Video: Pilates for Legs

Here is part 3 of the pilates video: The Glutes Routine.

Strengthening the leg muscles can add strength and stability to your  lower back area.  You might never guess that your legs could be causing you lower back pain, but as I always say, everything is connected.  Most leg muscles originate from the pelvis and any muscle imbalance in the legs can have an effect in shifting, tilting or rotating the pelvis and upsetting the natural balance of the body, thus causing lower back pain.

Pilates is a system of exercises which targets and strengthens core muscles.  This video teaches some exercises for toning the legs.  It especially works the inner thigh muslces (adductors) and the outer hip muscles (abductors).  These 2 muscle groups work together to stabilize your hips in both athletic or non-athletic activity.  Like the glutes, dysfunction in the leg muscles is rarely felt in the legs themselves, but rather in the lower back.

Practising these exercises on a regular basis will help to strengthen your leg stability muscles and can give you greater ease standing or walking as well as improved performance in athletics.

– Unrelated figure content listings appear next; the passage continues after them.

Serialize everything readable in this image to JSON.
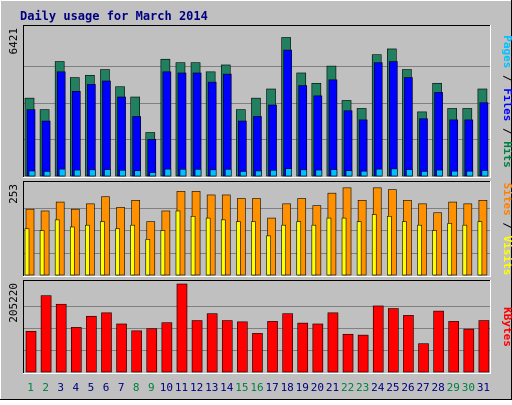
{
  "chart_data": {
    "title": "Daily usage for March 2014",
    "type": "bar",
    "x": [
      "1",
      "2",
      "3",
      "4",
      "5",
      "6",
      "7",
      "8",
      "9",
      "10",
      "11",
      "12",
      "13",
      "14",
      "15",
      "16",
      "17",
      "18",
      "19",
      "20",
      "21",
      "22",
      "23",
      "24",
      "25",
      "26",
      "27",
      "28",
      "29",
      "30",
      "31"
    ],
    "weekend_days": [
      1,
      2,
      8,
      9,
      15,
      16,
      22,
      23,
      29,
      30
    ],
    "weekend_color": "#008040",
    "weekday_color": "#000080",
    "panels": [
      {
        "id": "top",
        "max_label": "6421",
        "ylim": [
          0,
          6421
        ],
        "labels": [
          {
            "text": "Pages",
            "color": "#00C0FF"
          },
          {
            "text": "Files",
            "color": "#0000FF"
          },
          {
            "text": "Hits",
            "color": "#008040"
          }
        ],
        "series": [
          {
            "name": "Hits",
            "color": "#208060",
            "values": [
              3400,
              2900,
              5000,
              4300,
              4400,
              4650,
              3900,
              3450,
              1900,
              5100,
              4950,
              4950,
              4550,
              4850,
              2900,
              3400,
              3800,
              6050,
              4500,
              4050,
              4800,
              3300,
              2950,
              5300,
              5550,
              4650,
              2800,
              4050,
              2950,
              2950,
              3800
            ]
          },
          {
            "name": "Files",
            "color": "#0000FF",
            "values": [
              2900,
              2400,
              4550,
              3700,
              4000,
              4150,
              3450,
              2600,
              1600,
              4550,
              4500,
              4500,
              4100,
              4450,
              2400,
              2600,
              3100,
              5500,
              3950,
              3500,
              4200,
              2850,
              2450,
              4950,
              5000,
              4300,
              2500,
              3650,
              2450,
              2450,
              3200
            ]
          },
          {
            "name": "Pages",
            "color": "#00C0FF",
            "values": [
              220,
              200,
              300,
              260,
              270,
              280,
              250,
              230,
              150,
              300,
              290,
              290,
              270,
              290,
              200,
              220,
              250,
              320,
              270,
              260,
              280,
              230,
              210,
              300,
              310,
              280,
              200,
              260,
              210,
              210,
              240
            ]
          }
        ]
      },
      {
        "id": "middle",
        "max_label": "253",
        "ylim": [
          0,
          253
        ],
        "labels": [
          {
            "text": "Sites",
            "color": "#FF8000"
          },
          {
            "text": "Visits",
            "color": "#FFFF00"
          }
        ],
        "series": [
          {
            "name": "Visits",
            "color": "#FF9000",
            "values": [
              185,
              180,
              205,
              185,
              200,
              220,
              190,
              210,
              150,
              180,
              235,
              235,
              225,
              225,
              215,
              215,
              160,
              200,
              215,
              195,
              230,
              245,
              210,
              245,
              240,
              210,
              200,
              175,
              205,
              200,
              210
            ]
          },
          {
            "name": "Sites",
            "color": "#FFFF00",
            "values": [
              130,
              125,
              155,
              135,
              140,
              150,
              130,
              140,
              100,
              125,
              180,
              165,
              160,
              155,
              150,
              150,
              110,
              140,
              150,
              140,
              160,
              160,
              150,
              170,
              165,
              150,
              140,
              125,
              145,
              140,
              150
            ]
          }
        ]
      },
      {
        "id": "bottom",
        "max_label": "205220",
        "ylim": [
          0,
          205220
        ],
        "labels": [
          {
            "text": "KBytes",
            "color": "#FF0000"
          }
        ],
        "series": [
          {
            "name": "KBytes",
            "color": "#FF0000",
            "values": [
              95000,
              178000,
              158000,
              104000,
              130000,
              138000,
              112000,
              96000,
              101000,
              115000,
              205220,
              120000,
              136000,
              120000,
              117000,
              90000,
              118000,
              136000,
              114000,
              112000,
              138000,
              88000,
              86000,
              154000,
              148000,
              132000,
              66000,
              142000,
              118000,
              100000,
              120000
            ]
          }
        ]
      }
    ]
  }
}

You should only try these exercises if you have a very strong core and are relatively athletic already.  If you have a weak lower back or abs, you may find these exercises especially difficult or even painful.  If you are healthy enough to do these exercises, they can be an important step in improving your health.

Guidelines for performing the exercises:

  1. Check with a health care professional before you attempt these exercises to ensure that it is safe for you.  It is especially important to rule out any disc problems before you do this exercise.
  2. Do not do these exercises if you have any kind of acute low back pain or pain due to a herniated disc .
  3. Do the exercises carefully.  Failing to follow the instructions or consult with a health care professional could cause your symptoms to worsen.
  4. Pilates is a very technical exercise.  It works very well because of the finely-tuned movements.  To get the most of the exercises it is best and safest to go to a pilates class or work with a pilates instructor.
  5. Be very careful with the position of the lower back.  It should be in a neutral position for the exercises.  It should not be arched or rounded.  In some of the exercises, you may feel like you do  not have the strength to keep your lower back in a neutral position.  You may feel like you cannot stop it from arching or rounding.  In this case, do not do that particular exercise as it may do more harm than good.  Challenging and potentially dangerous exercises are the seal, the hundred and the hundred prep.
  6. You should feel a bit of a workout when doing these exercises, but you should not feel any pain.  If you do feel pain, especially sharp or intense pain, stop immediately.
  7. Do not feel like you have to do all the exercises.  Only do the ones that you are most comfortable with when you are starting.  Listen to your body.
  8. As you gain strength and confidence over the weeks, you may want to add back the exercises that you had skipped.  Only do so when you are sure that you can do the exercise safely.
  9. If you cannot find a comfortable, pain free way to do these exercises, discontinue immediately and seek the advice of a health care professional.
  10. Try to do the exercises at least twice a week to start off.   You can increase the frequency as you build up strength.